Drew Curtis, founder of the offbeat news site Fark.com, announced Monday that he’s running for Kentucky governor, entering a highly competitive race as a first-time candidate.
The 41-year-old Curtis is part of the Citizen Candidate movement in which members pledge to make “data-driven” choices without party affiliation, which they argue makes them not beholden to special interest money.
Though political history is full of candidates who tried to win office by playing outside the prescribed rules, Curtis insists he’s unlike many of them.
“I’m not some wealthy person who calls himself an outside candidate,” he told FoxNews.com on Monday.
Curtis, who has chosen his wife Heather as a running mate, is head of the news aggregator website Fark.com, which he started in 1999. The popular site is stacked with snarky headlines linking to political, entertainment and other stories. (Their slogan is “it’s not news, it’s Fark.”)
Curtis, describing his independent bid, claims political parties use their so-called campaign “issues” as an “exclusionary tool.”
“It’s like, ‘If you vote for so-and-so, then he or she will end this or that,’” he said. “I have opinions on economic issues that I’m willing to change if some better data comes along.”
He hints at the media appeal of a husband-and-wife candidacy but says they make a nearly perfect team, considering she has run the operations side of Fark while he has done the strategy work since the company’s launch. “It’s pretty obvious nobody could do it better than her,” Curtis said.
Still, eschewing special-interest donors means he would likely need to assemble an aggressive and wide-reaching grassroots fundraising effort to raise enough money to compete and win.

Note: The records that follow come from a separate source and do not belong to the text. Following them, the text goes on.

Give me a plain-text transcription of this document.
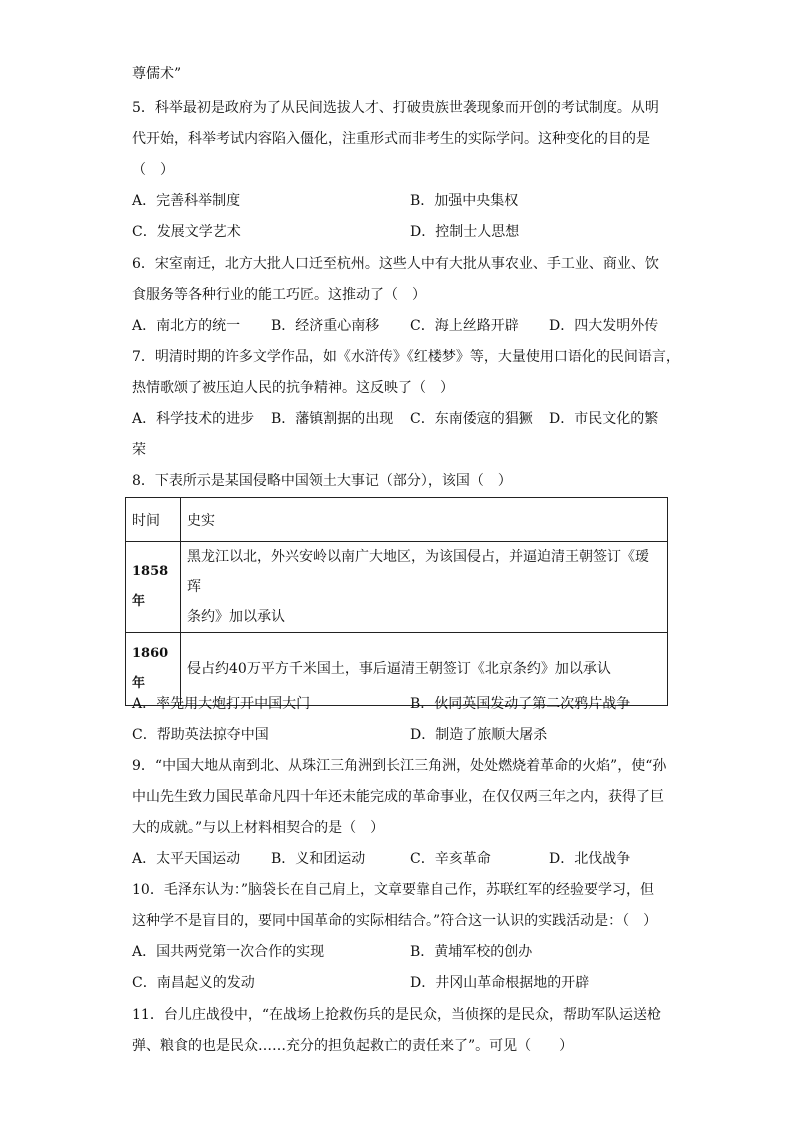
尊儒术”
5．科举最初是政府为了从民间选拔人才、打破贵族世袭现象而开创的考试制度。从明
代开始，科举考试内容陷入僵化，注重形式而非考生的实际学问。这种变化的目的是
（　）
A．完善科举制度	B．加强中央集权
C．发展文学艺术	D．控制士人思想
6．宋室南迁，北方大批人口迁至杭州。这些人中有大批从事农业、手工业、商业、饮
食服务等各种行业的能工巧匠。这推动了（　）
A．南北方的统一 B．经济重心南移 C．海上丝路开辟 D．四大发明外传
7．明清时期的许多文学作品，如《水浒传》《红楼梦》等，大量使用口语化的民间语言，
热情歌颂了被压迫人民的抗争精神。这反映了（　）
A．科学技术的进步 B．藩镇割据的出现 C．东南倭寇的猖獗 D．市民文化的繁
荣
8．下表所示是某国侵略中国领土大事记（部分），该国（　）
时间	史实
1858
年	黑龙江以北，外兴安岭以南广大地区，为该国侵占，并逼迫清王朝签订《瑷珲
条约》加以承认
1860
年	侵占约40万平方千米国土，事后逼清王朝签订《北京条约》加以承认
A．率先用大炮打开中国大门	B．伙同英国发动了第二次鸦片战争
C．帮助英法掠夺中国	D．制造了旅顺大屠杀
9．“中国大地从南到北、从珠江三角洲到长江三角洲，处处燃烧着革命的火焰”，使“孙
中山先生致力国民革命凡四十年还未能完成的革命事业，在仅仅两三年之内，获得了巨
大的成就。”与以上材料相契合的是（　）
A．太平天国运动 B．义和团运动	C．辛亥革命	D．北伐战争
10．毛泽东认为：”脑袋长在自己肩上，文章要靠自己作，苏联红军的经验要学习，但
这种学不是盲目的，要同中国革命的实际相结合。”符合这一认识的实践活动是：（　）
A．国共两党第一次合作的实现	B．黄埔军校的创办
C．南昌起义的发动	D．井冈山革命根据地的开辟
11．台儿庄战役中，“在战场上抢救伤兵的是民众，当侦探的是民众，帮助军队运送枪
弹、粮食的也是民众……充分的担负起救亡的责任来了”。可见（　　）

Attorney General Jack Conway already has entered the race. He was the Democratic nominee in the 2010 Senate race won by Republican Rand Paul and will likely have support from the state party establishment.
Also on Monday, Kentucky Secretary of State Alison Lundergan Grimes, a Democrat who last year lost the race against Sen. Mitch McConnell, R-Ky., ended speculation that she might enter the gubernatorial race, announcing she will instead seek re-election.
The candidates will be competing for the seat of Gov. Steve Beshear, a Democrat who cannot seek reelection because of term limits.
The primaries are May 19, and the general election is Nov. 3.
Curtis announced his candidacy Monday morning with a post on Fark.com, which fills its pages with story links from readers and subscribers.
He wrote that he “never” wanted to run for public office until inspired by a friend who was so disaffected with local politics last year that she launched a first-time campaign and got elected as a judge.
“It was incredibly inspiring,” Curtis wrote. He also wrote that his campaign -- successful or not – will help produce a “blueprint” for others to run without party support and that if elected, “the vicious cycle of influence money in politics grinds to a halt.”
However, he added, “I guess I have sort of torched any chance of getting special interest money.”